Thursday, March 28, 2013

5 Things a Professional Woman Should Never Wear

We hate to admit it, because we personally feel that clothes shouldn’t matter. In a perfect world, a person would be judged at their workplace based solely on the caliber of their work. Unfortunately, that’s not how the world works.
How you choose to dress each morning reflects how you feel about your job – that you take your position seriously, that you are ready to work and that you pay attention to detail and know what you expect to encounter that day. You wouldn’t go to a construction site in your favorite four-inch stilettos, right? Of course not, you’d go in a hard hat, because it’s appropriate for the situation. Appearances matter!
We’ve all been there, though. The days you wake up feeling sick, but still have to make it into the office, so you throw on any old thing that’s (kind of) clean. The office where you never see anyone but your hated boss and your frumpy coworkers. The jobs you work from home in your pajamas and no makeup.
Regardless of the excuses, there are some things that professionals should just never wear. Ever.
We’ll show you what these things are, why they’re a terrible wardrobe choice and if you’re guilty of having one in your closet – or (gasp!) in your daily rotation – we’ll give you a much better alternative.

Crocs

 
Why not?

Crocs are for the beach. For small children. For working in the garage or around the house. We realize they have cool antibacterial and slip-resistant properties going for them, but even their website admits that Crocs were originally “intended as a boating/outdoor shoe.” Face it, Crocs are not for the office.


Try me instead:
If you absolutely cannot let go of the Crocs name and comfortable-shoe concept, give YOU by Crocs a go, the brand’s “high fashion” line that still incorporates the “croslite technology” – which means it’s odor resistant and anti-microbial – and that has extra padding right where you need it most: The ball of your foot and your heel.

The Exception
Celebrity chef Mario Batali.
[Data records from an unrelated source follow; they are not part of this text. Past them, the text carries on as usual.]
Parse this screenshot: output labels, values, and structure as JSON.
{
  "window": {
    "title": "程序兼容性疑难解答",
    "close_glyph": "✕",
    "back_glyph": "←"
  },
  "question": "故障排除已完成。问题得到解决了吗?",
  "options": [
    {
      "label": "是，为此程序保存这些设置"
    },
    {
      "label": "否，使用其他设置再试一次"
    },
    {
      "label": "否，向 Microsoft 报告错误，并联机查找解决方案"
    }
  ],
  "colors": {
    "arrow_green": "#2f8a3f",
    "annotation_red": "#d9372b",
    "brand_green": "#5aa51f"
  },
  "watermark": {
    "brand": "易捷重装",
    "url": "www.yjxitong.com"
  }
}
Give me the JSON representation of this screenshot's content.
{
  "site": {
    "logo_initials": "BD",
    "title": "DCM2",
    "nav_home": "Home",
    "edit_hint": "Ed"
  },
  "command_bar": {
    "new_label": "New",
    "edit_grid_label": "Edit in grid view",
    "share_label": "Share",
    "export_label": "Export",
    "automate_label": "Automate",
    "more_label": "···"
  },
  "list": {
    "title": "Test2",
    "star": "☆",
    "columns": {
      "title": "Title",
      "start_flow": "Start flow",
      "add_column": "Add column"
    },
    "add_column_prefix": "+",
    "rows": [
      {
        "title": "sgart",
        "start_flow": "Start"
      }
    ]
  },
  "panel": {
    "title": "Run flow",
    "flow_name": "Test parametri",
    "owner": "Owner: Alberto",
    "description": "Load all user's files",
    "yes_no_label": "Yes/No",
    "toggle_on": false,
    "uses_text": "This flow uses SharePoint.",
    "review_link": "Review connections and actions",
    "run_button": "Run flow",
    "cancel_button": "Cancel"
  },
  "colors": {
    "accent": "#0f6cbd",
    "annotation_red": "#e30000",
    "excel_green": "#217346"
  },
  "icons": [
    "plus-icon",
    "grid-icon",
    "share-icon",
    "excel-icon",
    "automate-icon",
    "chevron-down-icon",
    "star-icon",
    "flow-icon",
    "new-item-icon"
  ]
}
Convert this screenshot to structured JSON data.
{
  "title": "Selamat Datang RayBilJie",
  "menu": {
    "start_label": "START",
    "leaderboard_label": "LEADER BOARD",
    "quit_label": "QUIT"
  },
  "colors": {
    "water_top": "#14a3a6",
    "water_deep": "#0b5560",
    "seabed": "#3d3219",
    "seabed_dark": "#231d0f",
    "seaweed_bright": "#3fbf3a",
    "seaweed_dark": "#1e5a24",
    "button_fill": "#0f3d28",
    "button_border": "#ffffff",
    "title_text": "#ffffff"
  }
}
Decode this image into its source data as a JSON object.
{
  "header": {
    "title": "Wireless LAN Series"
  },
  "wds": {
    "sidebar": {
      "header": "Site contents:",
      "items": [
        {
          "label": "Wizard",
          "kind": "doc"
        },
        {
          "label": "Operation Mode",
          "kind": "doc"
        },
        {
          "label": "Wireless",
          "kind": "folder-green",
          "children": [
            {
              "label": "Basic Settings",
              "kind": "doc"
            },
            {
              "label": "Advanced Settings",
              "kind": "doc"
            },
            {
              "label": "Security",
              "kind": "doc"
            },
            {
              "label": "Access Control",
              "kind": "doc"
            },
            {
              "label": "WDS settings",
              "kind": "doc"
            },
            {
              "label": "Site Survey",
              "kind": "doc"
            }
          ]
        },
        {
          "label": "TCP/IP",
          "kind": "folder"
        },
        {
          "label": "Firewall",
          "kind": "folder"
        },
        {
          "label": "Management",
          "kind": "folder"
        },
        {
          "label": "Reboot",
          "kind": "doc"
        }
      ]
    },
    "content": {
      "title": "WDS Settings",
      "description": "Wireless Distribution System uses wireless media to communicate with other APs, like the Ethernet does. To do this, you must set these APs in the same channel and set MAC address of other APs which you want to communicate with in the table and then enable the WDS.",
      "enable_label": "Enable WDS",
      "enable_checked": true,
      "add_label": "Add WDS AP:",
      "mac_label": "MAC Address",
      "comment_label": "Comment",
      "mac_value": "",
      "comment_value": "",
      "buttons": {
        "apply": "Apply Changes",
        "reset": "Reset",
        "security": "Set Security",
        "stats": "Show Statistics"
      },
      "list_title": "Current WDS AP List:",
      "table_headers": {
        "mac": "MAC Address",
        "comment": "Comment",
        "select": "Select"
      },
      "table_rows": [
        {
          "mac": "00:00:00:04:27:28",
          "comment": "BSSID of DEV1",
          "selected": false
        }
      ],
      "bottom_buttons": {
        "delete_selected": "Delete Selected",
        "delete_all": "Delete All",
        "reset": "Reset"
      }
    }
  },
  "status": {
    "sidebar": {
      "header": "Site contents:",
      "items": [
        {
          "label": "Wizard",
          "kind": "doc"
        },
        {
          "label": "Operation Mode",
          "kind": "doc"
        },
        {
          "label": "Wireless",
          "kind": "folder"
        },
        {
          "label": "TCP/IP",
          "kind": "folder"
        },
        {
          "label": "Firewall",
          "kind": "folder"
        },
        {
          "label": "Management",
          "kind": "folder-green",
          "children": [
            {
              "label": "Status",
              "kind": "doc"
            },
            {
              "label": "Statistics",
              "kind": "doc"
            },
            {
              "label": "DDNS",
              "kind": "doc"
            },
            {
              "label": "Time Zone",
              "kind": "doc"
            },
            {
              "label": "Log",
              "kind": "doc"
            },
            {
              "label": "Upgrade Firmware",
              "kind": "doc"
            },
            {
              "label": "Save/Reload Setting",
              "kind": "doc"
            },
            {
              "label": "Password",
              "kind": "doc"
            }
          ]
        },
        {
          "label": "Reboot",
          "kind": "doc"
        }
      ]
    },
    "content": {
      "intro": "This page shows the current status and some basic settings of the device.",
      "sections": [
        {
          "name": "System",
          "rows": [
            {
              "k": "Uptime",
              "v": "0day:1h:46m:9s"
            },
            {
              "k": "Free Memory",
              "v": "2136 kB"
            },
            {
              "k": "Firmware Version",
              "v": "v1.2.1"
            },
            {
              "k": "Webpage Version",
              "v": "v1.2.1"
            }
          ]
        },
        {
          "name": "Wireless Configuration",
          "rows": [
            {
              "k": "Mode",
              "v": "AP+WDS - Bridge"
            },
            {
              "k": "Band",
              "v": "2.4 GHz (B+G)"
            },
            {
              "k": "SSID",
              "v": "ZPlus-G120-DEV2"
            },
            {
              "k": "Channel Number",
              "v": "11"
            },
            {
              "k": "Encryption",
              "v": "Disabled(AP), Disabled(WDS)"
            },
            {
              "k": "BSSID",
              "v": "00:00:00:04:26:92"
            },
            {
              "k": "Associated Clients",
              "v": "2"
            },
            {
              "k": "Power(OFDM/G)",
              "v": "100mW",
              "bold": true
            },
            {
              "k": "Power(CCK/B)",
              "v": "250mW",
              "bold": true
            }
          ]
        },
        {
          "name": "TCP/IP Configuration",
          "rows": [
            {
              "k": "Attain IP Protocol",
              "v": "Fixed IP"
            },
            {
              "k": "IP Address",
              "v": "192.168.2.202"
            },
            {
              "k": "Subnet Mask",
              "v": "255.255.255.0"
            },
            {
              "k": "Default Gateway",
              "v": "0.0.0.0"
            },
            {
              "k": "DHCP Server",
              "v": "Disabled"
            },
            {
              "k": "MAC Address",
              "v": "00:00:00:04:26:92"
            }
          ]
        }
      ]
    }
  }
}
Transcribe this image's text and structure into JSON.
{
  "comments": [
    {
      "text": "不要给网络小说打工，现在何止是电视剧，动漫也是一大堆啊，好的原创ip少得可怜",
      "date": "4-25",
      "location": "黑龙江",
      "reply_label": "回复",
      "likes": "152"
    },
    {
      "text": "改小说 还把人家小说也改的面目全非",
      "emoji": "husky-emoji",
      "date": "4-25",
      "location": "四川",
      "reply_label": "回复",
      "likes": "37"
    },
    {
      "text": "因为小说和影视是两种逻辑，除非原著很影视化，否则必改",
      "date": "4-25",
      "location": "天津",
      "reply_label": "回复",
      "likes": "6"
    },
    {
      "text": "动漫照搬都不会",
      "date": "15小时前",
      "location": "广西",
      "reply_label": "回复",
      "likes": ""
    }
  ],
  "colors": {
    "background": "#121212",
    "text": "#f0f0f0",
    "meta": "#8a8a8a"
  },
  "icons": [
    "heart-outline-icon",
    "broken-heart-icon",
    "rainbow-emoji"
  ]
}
If you’re Mario, you have our blessing.


  

Fanny Packs


Why not?

The fanny pack went out of style way back in the 80s, taking side ponytails and neon brights along with them. Sporting a fanny pack in a professional environment shows you have no idea what’s in fashion – whether you consider yourself style savvy or not – while also giving your look a big case of the casuals. You’re not on vacation in 1983, so lose that vinyl fanny pack!

Try me instead:
Just about any handbag, clutch, satchel, tote, even a briefcase, will do the exact same thing as a fanny pack: Hold your essentials.

The Exception
If you’re Hulk Hogan and your muscles make it impossible to put anything over your shoulder, this look is appropriate. Otherwise, never.

 

 

Message Tees



Why not?

It may be cute or funny or so totally true to you, but you never know how other people are going to react. You might be an Italian Princess or The World’s Greatest Mom, but those honorable titles are best kept for your weekend wear.



Try me instead:
Wearing a plain t-shirt and saving your little jokes, observations and rants for email or IM. Keep it clean!

The Exception
Smirnoff girl


 

Piling on the Jewelry


Why not?

We like it when people make an effort with jewelry, but loud, clinking bracelets can be a little on the distracting and irritating side. Just ask the people who have to sit next to you all day! Clink. Clink. Clink. It’s enough to drive someone crazy. And if you’re wearing so many necklaces that someone mistakes you for Mr. T, you only have yourself to blame.

Try me instead:
Instead of piling on numerous bracelets, try one big chunky bracelet. It’s a great way to make a statement without making a racket.

The Exception



Fortune tellers



All-Over Animal Print


Why not?

Animal print almost always comes back in style, so purchasing a leopard or zebra print piece isn’t a terrible idea. However, it’s when you overdo this trend that the horror begins. If you keep it simple, your office will think you’re edgy — which is what you want. But take it over the top, and they’ll think you were up to something a little bit shady last night.

Try me instead:
A little bit of animal print goes a long way. If you do choose to wear a piece with this print, make sure it’s only one item of your outfit. Only shoes, or only your bag, etc.